David Green: Love all of those, and we're going to stay in the future, the sort of near future now, we're going to broaden it out I guess to HR.  So, this is a question we're asking everyone on this series, and in fact on the previous series as well.  What do you think HR leaders need to be thinking about next in the next 12 to 24 months; and what's your biggest concern and what do you see as the biggest opportunity?

Aashish Sharma: This is my view.  I still think that the shift around future of work that the beginning of the pandemic created is still going through a lot of norming and storming, where we haven't seen organisations adapt to a so-called operating rhythm or predictability around how to figure that out.  And that central theme is driving a lot of other aspects that we are seeing happening.  We are seeing how organisations and the HR function have had to get into a little bit of a reactive mode on how do we think about recruiting talent; what does it mean to our recruiting?  Is it a pool where everybody can work remotely?  How do we continue to offer the right level of insight and consulting to business leaders who may have their own perceptions on what the future of work looks like versus managers versus employees?

From my perspective, I think it still is a top-of-mind agenda item, because so many of the HR programmes have had to go through a rapid shift and probably will continue to get recalibrated, readjusted.  I mean, you talk about a headline story of inflation, where everybody thought that, "Hey, what's going to happen with compensation now?"  How do we think about compensation in a market like that?  And, I truly believe, David, 10 years out, 15 years out, whoever is going to write the best-seller on this, or is going to do a look back, I think this moment in time is going to drive a bit of separation from organisations who are able to continue to learn and adapt and pivot their HR practices, and how they navigated this versus organisations who did not, and they may have seen greater disruption.  So, I think that should be top of mind.

When I think about the concern, what it presents as a challenge to the HR function is, everything that we just discussed has also been happening to the HR function.  So, the HR professionals have also been dealing with a significant amount of change, there has been attrition, there have been concerns about how we do work/life balance; and the challenge for HR leadership is how do we create a better HR function, a smarter HR function, more career development and retention for the HR function, while we are also trying to figure it out for the rest of the business?  There is no script for this, there is no precedent for this, we are all learning on the go, we're here, so I do think that is a big challenge in front of many HR leaders.

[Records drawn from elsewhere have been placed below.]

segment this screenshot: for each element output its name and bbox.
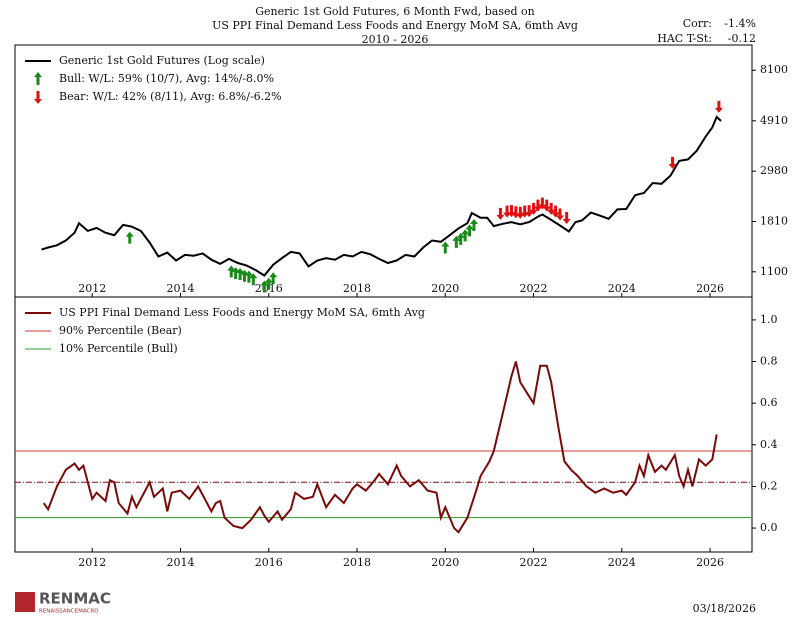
x-tick-label: 2012 (78, 556, 106, 569)
legend-label: US PPI Final Demand Less Foods and Energ… (59, 306, 425, 319)
signal-arrow (533, 199, 542, 212)
y-tick-label: 1100 (760, 265, 788, 278)
x-tick-label: 2020 (431, 282, 459, 295)
hac-value: -0.12 (728, 32, 756, 45)
x-tick-label: 2026 (696, 282, 724, 295)
x-tick-label: 2014 (166, 556, 194, 569)
corr-value: -1.4% (724, 17, 756, 30)
y-tick-label: 0.4 (760, 438, 778, 451)
signal-arrow (236, 268, 245, 281)
legend-swatch (34, 72, 42, 85)
x-tick-label: 2026 (696, 556, 724, 569)
legend-swatch (34, 91, 42, 104)
y-tick-label: 0.2 (760, 479, 778, 492)
signal-arrow (249, 273, 258, 286)
signal-arrow (244, 270, 253, 283)
x-tick-label: 2018 (343, 556, 371, 569)
signal-arrow (260, 280, 269, 293)
signal-arrow (227, 265, 236, 278)
x-tick-label: 2022 (520, 556, 548, 569)
x-tick-label: 2022 (520, 282, 548, 295)
signal-arrow (556, 208, 565, 221)
signal-arrow (520, 205, 529, 218)
hac-label: HAC T-St: (657, 32, 712, 45)
signal-arrow (516, 206, 525, 219)
y-tick-label: 2980 (760, 164, 788, 177)
signal-arrow (496, 207, 505, 220)
y-tick-label: 1.0 (760, 313, 778, 326)
title-line: US PPI Final Demand Less Foods and Energ… (212, 19, 578, 32)
x-tick-label: 2014 (166, 282, 194, 295)
legend-label: 90% Percentile (Bear) (59, 324, 182, 337)
signal-arrow (465, 224, 474, 237)
y-tick-label: 0.8 (760, 355, 778, 368)
x-tick-label: 2018 (343, 282, 371, 295)
signal-arrow (668, 156, 677, 169)
title-line: 2010 - 2026 (362, 33, 429, 46)
data-line (41, 115, 722, 277)
signal-arrow (269, 272, 278, 285)
legend-label: 10% Percentile (Bull) (59, 342, 178, 355)
x-tick-label: 2024 (608, 556, 636, 569)
signal-arrow (231, 267, 240, 280)
signal-arrow (441, 241, 450, 254)
signal-arrow (538, 197, 547, 210)
signal-arrow (461, 229, 470, 242)
signal-arrow (240, 269, 249, 282)
x-tick-label: 2020 (431, 556, 459, 569)
y-tick-label: 1810 (760, 215, 788, 228)
y-tick-label: 0.0 (760, 521, 778, 534)
signal-arrow (547, 202, 556, 215)
logo: RENMAC (39, 590, 111, 608)
x-tick-label: 2016 (255, 556, 283, 569)
date: 03/18/2026 (693, 602, 756, 615)
logo-icon (15, 592, 35, 612)
y-tick-label: 0.6 (760, 396, 778, 409)
x-tick-label: 2024 (608, 282, 636, 295)
title-line: Generic 1st Gold Futures, 6 Month Fwd, b… (255, 5, 535, 18)
signal-arrow (714, 100, 723, 113)
signal-arrow (452, 235, 461, 248)
signal-arrow (125, 231, 134, 244)
logo-sub: RENAISSANCEMACRO (39, 609, 99, 615)
signal-arrow (525, 205, 534, 218)
corr-label: Corr: (683, 17, 712, 30)
y-tick-label: 8100 (760, 63, 788, 76)
legend-label: Bear: W/L: 42% (8/11), Avg: 6.8%/-6.2% (59, 90, 282, 103)
legend-label: Bull: W/L: 59% (10/7), Avg: 14%/-8.0% (59, 72, 274, 85)
signal-arrow (562, 212, 571, 225)
signal-arrow (551, 205, 560, 218)
signal-arrow (529, 202, 538, 215)
signal-arrow (469, 218, 478, 231)
legend-label: Generic 1st Gold Futures (Log scale) (59, 54, 265, 67)
signal-arrow (264, 277, 273, 290)
signal-arrow (456, 232, 465, 245)
x-tick-label: 2012 (78, 282, 106, 295)
plot-frame (14, 296, 753, 553)
y-tick-label: 4910 (760, 114, 788, 127)
signal-arrow (542, 199, 551, 212)
signal-arrow (503, 205, 512, 218)
data-line (42, 361, 718, 534)
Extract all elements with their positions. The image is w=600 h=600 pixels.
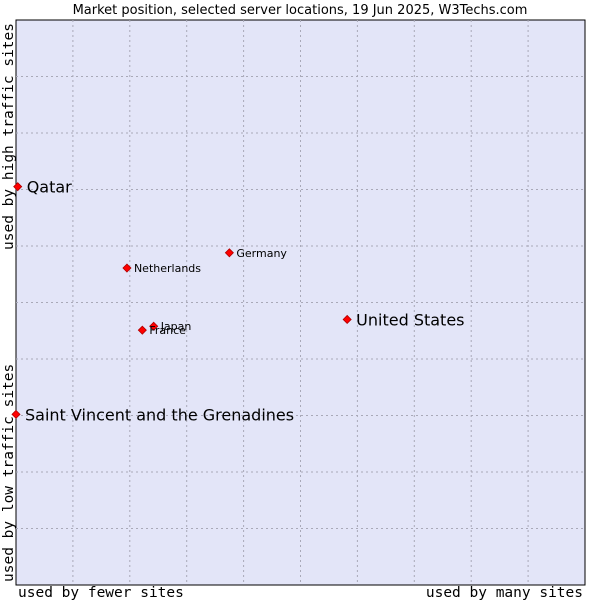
point-germany bbox=[224, 248, 234, 258]
point-label-netherlands: Netherlands bbox=[134, 262, 201, 275]
point-label-france: France bbox=[149, 324, 186, 337]
x-axis-label-fewer: used by fewer sites bbox=[18, 585, 184, 600]
data-points: Qatar Germany Netherlands United States Japa… bbox=[11, 178, 465, 424]
point-saint-vincent-and-the-grenadines bbox=[11, 409, 21, 419]
point-label-japan: Japan bbox=[160, 320, 192, 333]
grid-lines bbox=[16, 20, 585, 585]
point-united-states bbox=[342, 314, 352, 325]
point-netherlands bbox=[122, 263, 132, 273]
point-france bbox=[137, 325, 147, 335]
x-axis-label-many: used by many sites bbox=[426, 585, 583, 600]
point-label-saint-vincent-and-the-grenadines: Saint Vincent and the Grenadines bbox=[25, 405, 294, 424]
chart-title: Market position, selected server locatio… bbox=[73, 3, 528, 18]
point-qatar bbox=[13, 182, 23, 192]
y-axis-label-high: used by high traffic sites bbox=[1, 23, 17, 250]
point-label-qatar: Qatar bbox=[27, 178, 72, 197]
y-axis-label-low: used by low traffic sites bbox=[1, 364, 17, 582]
point-label-united-states: United States bbox=[356, 310, 464, 329]
point-japan bbox=[149, 321, 159, 331]
point-label-germany: Germany bbox=[236, 247, 287, 260]
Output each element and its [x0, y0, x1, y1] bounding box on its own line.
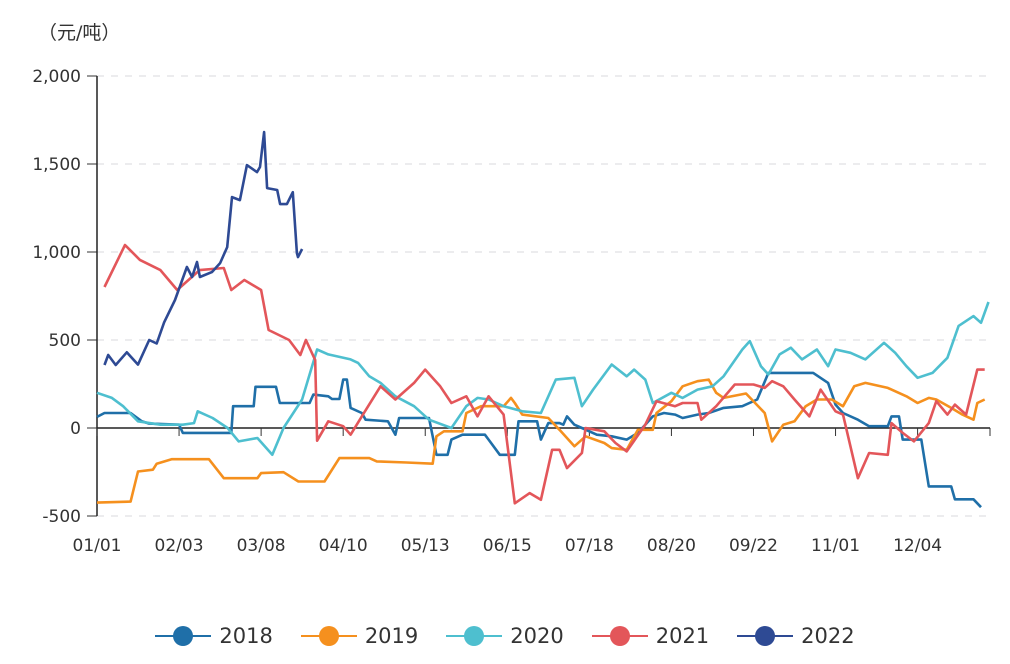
unit-label: （元/吨）	[38, 22, 121, 44]
legend-marker-icon	[300, 626, 357, 646]
legend: 2018 2019 2020 2021 2022	[0, 624, 1010, 648]
legend-marker-icon	[737, 626, 794, 646]
legend-marker-icon	[446, 626, 503, 646]
series-line-2022	[103, 130, 304, 367]
series-line-2018	[96, 371, 982, 509]
legend-item-2020[interactable]: 2020	[446, 624, 564, 648]
x-tick-label: 09/22	[729, 536, 778, 556]
x-tick-label: 03/08	[237, 536, 286, 556]
x-tick-label: 11/01	[811, 536, 860, 556]
legend-marker-icon	[591, 626, 648, 646]
y-tick-label: 0	[70, 419, 81, 439]
legend-marker-icon	[155, 626, 212, 646]
x-tick-label: 06/15	[483, 536, 532, 556]
x-tick-label: 02/03	[155, 536, 204, 556]
y-tick-label: 2,000	[32, 67, 81, 87]
x-tick-label: 01/01	[73, 536, 122, 556]
y-tick-label: 1,000	[32, 243, 81, 263]
legend-item-2018[interactable]: 2018	[155, 624, 273, 648]
series-line-2019	[96, 378, 986, 504]
line-chart: 2,000 1,500 1,000 500 0 -500 01/01 02/03 03/08 04…	[32, 67, 991, 556]
y-tick-label: 1,500	[32, 155, 81, 175]
y-tick-label: 500	[49, 331, 81, 351]
x-tick-label: 04/10	[319, 536, 368, 556]
legend-item-2021[interactable]: 2021	[591, 624, 710, 648]
legend-item-2019[interactable]: 2019	[300, 624, 419, 648]
series-line-2021	[103, 243, 985, 505]
x-tick-label: 08/20	[647, 536, 696, 556]
x-tick-label: 07/18	[565, 536, 614, 556]
legend-item-2022[interactable]: 2022	[737, 624, 855, 648]
y-tick-label: -500	[42, 507, 81, 527]
x-tick-label: 05/13	[401, 536, 450, 556]
x-tick-label: 12/04	[893, 536, 942, 556]
legend-label: 2019	[364, 624, 419, 648]
legend-label: 2021	[655, 624, 710, 648]
series-line-2020	[96, 301, 990, 457]
legend-label: 2018	[219, 624, 273, 648]
legend-label: 2020	[510, 624, 564, 648]
legend-label: 2022	[801, 624, 855, 648]
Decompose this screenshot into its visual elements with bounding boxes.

David Green: Aashish, it's been wonderful talking to you, really exciting to hear about the amazing work that you're doing at Raytheon Technologies at the moment.  Thanks for being a guest on the show.  Last question, how can people stay in touch with you and learn more?

Aashish Sharma: First of all, thank you very much, David.  This was really tremendous for me as well, I appreciate the opportunity and was certainly very excited to do this.  The best way to find me would be on LinkedIn and if you happen to be a member of the Insight222 forum, you'll often see me in one of those meetings, because I'm constantly learning from the best people, my peers in the organisation, as well as guys like you, Jonathan and others at the Insight222 team.  So, it's been a tremendous journey.

David Green: Well, thank you very much, that's very generous of you to say that, Aashish.  Thank you so much for sharing your story with listeners of the Digital HR Leaders podcast, and I hope to see you in person very soon.

Aashish Sharma: Likewise, David.  Thank you very much.